Exploring Silicon Valley, one trail at a time
Silicon Valley isn’t just the heart of the Bay Area’s technology industry; it also happens to be one of the best regions in all of Northern California for hiking. All told, there are more than four dozen trails within a 30-minute drive of San Jose, making this growing city a great destination for travelers who like to mix sightseeing with outdoor activity.
I’ve lived in the Bay Area for more than 15 years and have spent quite a number of sunny days tromping around San Jose and the rest of Silicon Valley. Here, in no particular order, are three of my favorite hiking spots.
Almaden Quicksilver County Park
History is on full display at Almaden Quicksilver County Park, located on the outskirts of San Jose. The park is the site of the first mining enterprise in California—a spot that at one time was the richest mercury mine in North America. That means that between the 1840s and the 1920s, the land here was a vast work site, and served as home to more than 1,800 miners and their families. All told, the park encompasses more than 4,100 acres, including more than 30 miles of trails. Some of the trails bring you past remnants of the mining heyday—shafts, old buildings, tailing piles, and more.
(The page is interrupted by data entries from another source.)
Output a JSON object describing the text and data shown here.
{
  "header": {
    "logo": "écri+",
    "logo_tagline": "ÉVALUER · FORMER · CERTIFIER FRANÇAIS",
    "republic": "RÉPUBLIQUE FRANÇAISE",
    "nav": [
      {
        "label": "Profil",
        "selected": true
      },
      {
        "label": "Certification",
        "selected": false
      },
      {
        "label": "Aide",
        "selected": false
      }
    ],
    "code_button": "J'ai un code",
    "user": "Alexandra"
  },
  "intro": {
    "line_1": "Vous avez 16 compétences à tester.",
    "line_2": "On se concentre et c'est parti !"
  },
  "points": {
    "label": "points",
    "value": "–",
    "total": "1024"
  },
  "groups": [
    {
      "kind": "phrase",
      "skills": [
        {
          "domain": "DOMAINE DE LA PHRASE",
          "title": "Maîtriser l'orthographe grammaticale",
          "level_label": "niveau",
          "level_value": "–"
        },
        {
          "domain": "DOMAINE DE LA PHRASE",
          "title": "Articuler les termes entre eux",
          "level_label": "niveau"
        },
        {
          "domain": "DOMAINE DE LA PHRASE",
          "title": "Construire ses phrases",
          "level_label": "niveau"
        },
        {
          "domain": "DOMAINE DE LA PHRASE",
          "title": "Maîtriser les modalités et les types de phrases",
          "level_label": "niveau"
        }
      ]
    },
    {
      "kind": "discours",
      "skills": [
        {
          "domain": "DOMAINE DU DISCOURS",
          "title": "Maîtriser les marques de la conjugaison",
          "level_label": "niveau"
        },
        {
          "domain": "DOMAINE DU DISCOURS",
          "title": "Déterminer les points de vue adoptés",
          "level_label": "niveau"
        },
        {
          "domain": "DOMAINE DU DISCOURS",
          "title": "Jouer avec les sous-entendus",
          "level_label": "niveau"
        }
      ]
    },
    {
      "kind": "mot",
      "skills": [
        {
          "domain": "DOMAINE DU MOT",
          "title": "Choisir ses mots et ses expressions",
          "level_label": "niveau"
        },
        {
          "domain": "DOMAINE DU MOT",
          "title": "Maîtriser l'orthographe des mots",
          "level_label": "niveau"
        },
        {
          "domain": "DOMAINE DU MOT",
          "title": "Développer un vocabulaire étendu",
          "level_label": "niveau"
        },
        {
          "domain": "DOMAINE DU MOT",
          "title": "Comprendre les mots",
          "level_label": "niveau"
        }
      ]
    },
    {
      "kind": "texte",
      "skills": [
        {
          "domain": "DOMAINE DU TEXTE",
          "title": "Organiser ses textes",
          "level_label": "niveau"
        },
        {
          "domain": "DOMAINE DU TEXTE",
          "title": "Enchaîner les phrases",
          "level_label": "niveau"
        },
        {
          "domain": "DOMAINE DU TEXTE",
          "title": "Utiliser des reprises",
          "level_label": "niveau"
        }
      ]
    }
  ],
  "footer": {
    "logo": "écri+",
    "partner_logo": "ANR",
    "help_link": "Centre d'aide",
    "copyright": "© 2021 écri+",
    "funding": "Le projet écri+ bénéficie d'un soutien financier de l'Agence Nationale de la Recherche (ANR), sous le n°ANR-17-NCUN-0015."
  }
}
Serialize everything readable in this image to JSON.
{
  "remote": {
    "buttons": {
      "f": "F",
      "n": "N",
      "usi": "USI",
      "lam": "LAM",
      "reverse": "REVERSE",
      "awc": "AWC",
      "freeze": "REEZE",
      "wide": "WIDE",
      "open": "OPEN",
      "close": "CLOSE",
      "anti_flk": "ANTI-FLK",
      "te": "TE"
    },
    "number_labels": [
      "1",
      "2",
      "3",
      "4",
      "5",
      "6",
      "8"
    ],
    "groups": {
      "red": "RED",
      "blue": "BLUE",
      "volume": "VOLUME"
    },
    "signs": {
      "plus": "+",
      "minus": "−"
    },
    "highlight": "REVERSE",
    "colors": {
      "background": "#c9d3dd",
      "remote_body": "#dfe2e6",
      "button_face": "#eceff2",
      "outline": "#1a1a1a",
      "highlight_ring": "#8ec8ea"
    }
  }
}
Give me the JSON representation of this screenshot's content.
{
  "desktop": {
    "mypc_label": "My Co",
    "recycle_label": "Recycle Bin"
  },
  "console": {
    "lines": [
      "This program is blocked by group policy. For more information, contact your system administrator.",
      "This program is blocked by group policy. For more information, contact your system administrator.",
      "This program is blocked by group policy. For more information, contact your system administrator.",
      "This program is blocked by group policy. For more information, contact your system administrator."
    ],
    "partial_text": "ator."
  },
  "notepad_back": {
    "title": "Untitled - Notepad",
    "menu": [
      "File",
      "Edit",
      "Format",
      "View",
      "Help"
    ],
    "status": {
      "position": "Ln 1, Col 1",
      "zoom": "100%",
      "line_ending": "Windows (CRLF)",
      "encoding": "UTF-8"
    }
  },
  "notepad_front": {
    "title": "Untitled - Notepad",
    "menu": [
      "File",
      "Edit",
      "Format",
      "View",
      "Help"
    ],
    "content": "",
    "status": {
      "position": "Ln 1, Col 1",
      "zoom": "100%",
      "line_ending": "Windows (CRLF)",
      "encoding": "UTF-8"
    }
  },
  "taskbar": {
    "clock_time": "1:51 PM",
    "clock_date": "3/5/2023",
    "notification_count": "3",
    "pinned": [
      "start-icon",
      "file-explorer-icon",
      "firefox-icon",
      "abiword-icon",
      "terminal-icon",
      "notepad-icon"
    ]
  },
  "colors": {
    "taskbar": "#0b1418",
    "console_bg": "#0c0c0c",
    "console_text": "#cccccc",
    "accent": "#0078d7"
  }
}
I have a few favorite trails in the park. No. 1 on my list: the strenuous Mine Hill Trail. It was a road in the olden days, and vestiges of that era include a couple of old rusted cars off to one side. The trail winds past the entrance to the San Cristobal Mine, an original mining pit which you can see from behind a locked gate. On a clear day, the panoramic view of the Bay Area from the top of the trail is spectacular.
Another Almaden Quicksilver trail I like is English Camp. As the name suggests, this trail goes straight through an old worker settlement. Signage indicates rent in this ramshackle village was dirt cheap—US$5 to US$10 per month for a house and US$10 per year for a campsite. Also according to signs, people who used to live here either transacted with cash or a credit-based currency system known as boletos. If you believe in ghosts, you’ll feel them here.
Fog at Filoli
This 654-acre property was a private estate until 1975, when the owners—their name was Filoli—donated part of it to the National Register of Historic Places. Today the entire facility is operated by Filoli Center, and the mansion, gardens, and surrounding trails are open to the public for exploration. And there’s certainly plenty to explore—in spring, the estate practically explodes with wildflowers (see image at the top of this post). This is when I like to go.
The catch with Filoli is that in order to get in and hike around, you have to sign up for a guided hike (US$20 for non-member adults; US$10 for non-member kids). These tromps, available on Saturdays between February and October, are led by nature education docents and last about two hours. Depending on the hike you select, you will pass through a variety of ecosystems, from redwoods, riparian habitat, and chaparral to a broadleaf community and grasslands. There’s even a pond on the property, where docents lead separate newt- and salamander-oriented workshops throughout the year as well.
No visit to Filoli is complete without a stroll through the gardens. Once you’re through the front gates, you can stroll through these beautifully landscaped grounds on your own or take a self-guided tour. Personally, however, I prefer guided walks here, too—the docents on these tours give a host of wonderful inside knowledge about flowers and the critters that call them home, and their passion for the flora is contagious.
(Note: Filoli is open Tuesday-Sunday, so whatever you do, don’t go on a Monday!)
Viewfinder Tip: Weather in the Bay Area can change dramatically in an hour. Whenever you hit the trails, be sure to wear layers and bring lots of water.
Don Edwards San Francisco Bay Wildlife Refuge
The nation’s first urban National Wildlife Refuge (it was created in 1974) offers a one-of-a-kind perspective of San Francisco Bay. All told, the protected space comprises 30,000 acres of open bay, salt pond, salt marsh, mudflat, upland, and vernal pool habitats. The trail system brings you face to face with hundreds of different bird species, and allows you to get up close and personal with salt ponds in the process of being turned back into wetlands.
My favorite section of trail in this park is near Alviso, just a short drive from downtown San Jose. (For the record, there’s another section of the Don Edwards San Francisco Bay Wildlife Refuge on the other side of the bay in Fremont.) Starting at the Alviso Environmental Education Center, a seven-mile loop follows a number of trails that parallel local sloughs and wind along boardwalks that sit atop the marsh. From these tracks, you’re able to pass through a butterfly garden and look out on any birds that happen to be resting in the wetlands around you. If you look back toward San Jose, you also can see a handful of buildings—it’s almost too small to be a “skyline”—glimmering in the distance.
More than anything, what sticks out about this area is its flatness; there is no incline whatsoever in this part of the Bay. This makes the trail system perfect for outings with young kids. Perhaps the only downside: the smell. Sometimes, particularly at low tide, the sea stench can be overwhelming. Be sure to allow sensitive noses time to adjust.
Where are your favorite cities to hike and explore on foot?